Wallis Hay Laverty kept copious handwritten notes on his parishioners, their activities and events in Headley during his incumbency. His fragile leather-bound notebooks are now in the Surrey History Centre at Woking, and it was there that I first read about "The Chalet" and my story began to emerge.
The diaries of Harriette Hubbuck, written between 1898 and 1935 when she lived in Pinehurst, were also invaluable to me and provided a backdrop to early nineteenth century Headley village life.
Long before Mr Laverty and Harriette came to my aid, I had tracked down Patrick Trollope, now living in Suffolk, and he came to visit the house in September 2002 - over sixty years after he had left his childhood home. Patrick's personal recollections and photographs furnished me with rich detail about life at Windridge for a child between the 1920s and 30s.
My sincere thanks also to
The Royal Institute of British Architects and The British Architectural Library, Hampshire Record Office, Surrey History Centre, West Sussex Record Office, and Haslemere Museum Library with especial thanks to Greta Turner.

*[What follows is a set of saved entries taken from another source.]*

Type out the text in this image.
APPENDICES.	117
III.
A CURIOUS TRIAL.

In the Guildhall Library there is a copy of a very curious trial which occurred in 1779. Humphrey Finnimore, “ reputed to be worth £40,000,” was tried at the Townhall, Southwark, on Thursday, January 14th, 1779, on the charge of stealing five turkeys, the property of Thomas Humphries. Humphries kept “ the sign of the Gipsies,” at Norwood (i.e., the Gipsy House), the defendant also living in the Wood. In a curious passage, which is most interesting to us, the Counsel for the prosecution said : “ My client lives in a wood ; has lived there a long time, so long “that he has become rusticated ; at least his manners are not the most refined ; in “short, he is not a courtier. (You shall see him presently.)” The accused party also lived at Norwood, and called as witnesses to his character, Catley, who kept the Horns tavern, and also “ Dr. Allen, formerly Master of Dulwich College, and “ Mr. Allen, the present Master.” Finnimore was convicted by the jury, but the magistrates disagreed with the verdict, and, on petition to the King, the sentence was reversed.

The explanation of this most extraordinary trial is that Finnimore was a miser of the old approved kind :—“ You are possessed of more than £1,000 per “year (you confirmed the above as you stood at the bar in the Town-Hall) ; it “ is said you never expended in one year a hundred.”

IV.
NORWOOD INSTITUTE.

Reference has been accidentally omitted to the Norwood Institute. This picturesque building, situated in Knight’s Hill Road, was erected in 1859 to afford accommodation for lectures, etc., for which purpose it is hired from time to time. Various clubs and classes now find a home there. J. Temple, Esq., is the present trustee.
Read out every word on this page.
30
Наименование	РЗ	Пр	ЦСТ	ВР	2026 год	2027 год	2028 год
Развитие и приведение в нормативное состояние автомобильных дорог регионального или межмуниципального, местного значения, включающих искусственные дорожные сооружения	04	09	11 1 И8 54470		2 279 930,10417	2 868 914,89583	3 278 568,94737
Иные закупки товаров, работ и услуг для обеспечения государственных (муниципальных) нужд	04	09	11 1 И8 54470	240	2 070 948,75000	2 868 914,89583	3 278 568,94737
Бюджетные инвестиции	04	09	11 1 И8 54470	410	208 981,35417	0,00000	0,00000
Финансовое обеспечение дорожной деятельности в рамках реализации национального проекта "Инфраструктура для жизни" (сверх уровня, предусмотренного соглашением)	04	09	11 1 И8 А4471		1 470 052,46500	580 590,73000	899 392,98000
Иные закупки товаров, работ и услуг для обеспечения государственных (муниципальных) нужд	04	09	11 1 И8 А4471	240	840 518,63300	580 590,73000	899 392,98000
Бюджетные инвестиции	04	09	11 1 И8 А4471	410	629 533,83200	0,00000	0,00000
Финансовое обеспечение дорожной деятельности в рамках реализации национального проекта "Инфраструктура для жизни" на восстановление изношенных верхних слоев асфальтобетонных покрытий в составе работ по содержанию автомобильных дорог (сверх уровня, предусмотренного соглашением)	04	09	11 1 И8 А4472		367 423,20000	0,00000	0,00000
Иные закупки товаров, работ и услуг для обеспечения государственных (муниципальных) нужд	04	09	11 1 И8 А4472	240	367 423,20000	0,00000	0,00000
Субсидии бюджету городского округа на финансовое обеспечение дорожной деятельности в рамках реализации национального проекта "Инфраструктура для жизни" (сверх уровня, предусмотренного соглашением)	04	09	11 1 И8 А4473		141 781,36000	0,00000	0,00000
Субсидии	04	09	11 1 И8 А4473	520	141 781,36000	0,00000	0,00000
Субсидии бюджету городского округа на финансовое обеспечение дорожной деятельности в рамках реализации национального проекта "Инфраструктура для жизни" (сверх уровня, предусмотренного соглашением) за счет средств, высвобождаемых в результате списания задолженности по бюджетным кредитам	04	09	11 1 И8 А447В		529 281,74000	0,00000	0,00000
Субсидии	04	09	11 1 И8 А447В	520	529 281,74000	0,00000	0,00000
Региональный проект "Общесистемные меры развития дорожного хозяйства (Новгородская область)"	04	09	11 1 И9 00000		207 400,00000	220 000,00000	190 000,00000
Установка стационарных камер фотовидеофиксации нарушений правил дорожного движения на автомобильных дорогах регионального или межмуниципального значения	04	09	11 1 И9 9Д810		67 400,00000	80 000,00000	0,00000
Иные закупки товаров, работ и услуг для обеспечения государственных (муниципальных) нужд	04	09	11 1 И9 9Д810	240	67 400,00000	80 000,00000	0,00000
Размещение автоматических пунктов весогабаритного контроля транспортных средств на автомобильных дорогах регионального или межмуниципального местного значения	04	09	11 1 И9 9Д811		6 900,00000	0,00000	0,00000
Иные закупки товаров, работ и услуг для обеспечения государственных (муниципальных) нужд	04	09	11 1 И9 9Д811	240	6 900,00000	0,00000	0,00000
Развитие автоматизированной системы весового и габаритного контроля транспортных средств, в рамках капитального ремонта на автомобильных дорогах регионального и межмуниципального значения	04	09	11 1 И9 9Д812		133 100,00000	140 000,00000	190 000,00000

Mrs Sweeney, Vice Consul at the British Consular Section of the British Embassy in Rome.
Jeremy Whitaker, who helped me so much with the I'Anson history, entrusted me with his family photograph albums and allowed me to reproduce them in this book.
Rodney and Stephen Hubbuck, who very kindly allowed me unlimited access to their grandmother, Harriette Hubbuck's, diaries and to reproduce their family photographs.
I am grateful to John Owen Smith for his input, unwavering interest and support with this project, and also to Joyce Stevens, Mary and David Fawcett, Anthony Williams, Sue Golding, Bill Glover, Sue Allden, Mrs Marguerita Stapleton in Dorset and Philip Bergqvist for their help.
Finally, thanks to my family, especially my parents, my husband Jeremy and my children Max and Arabella.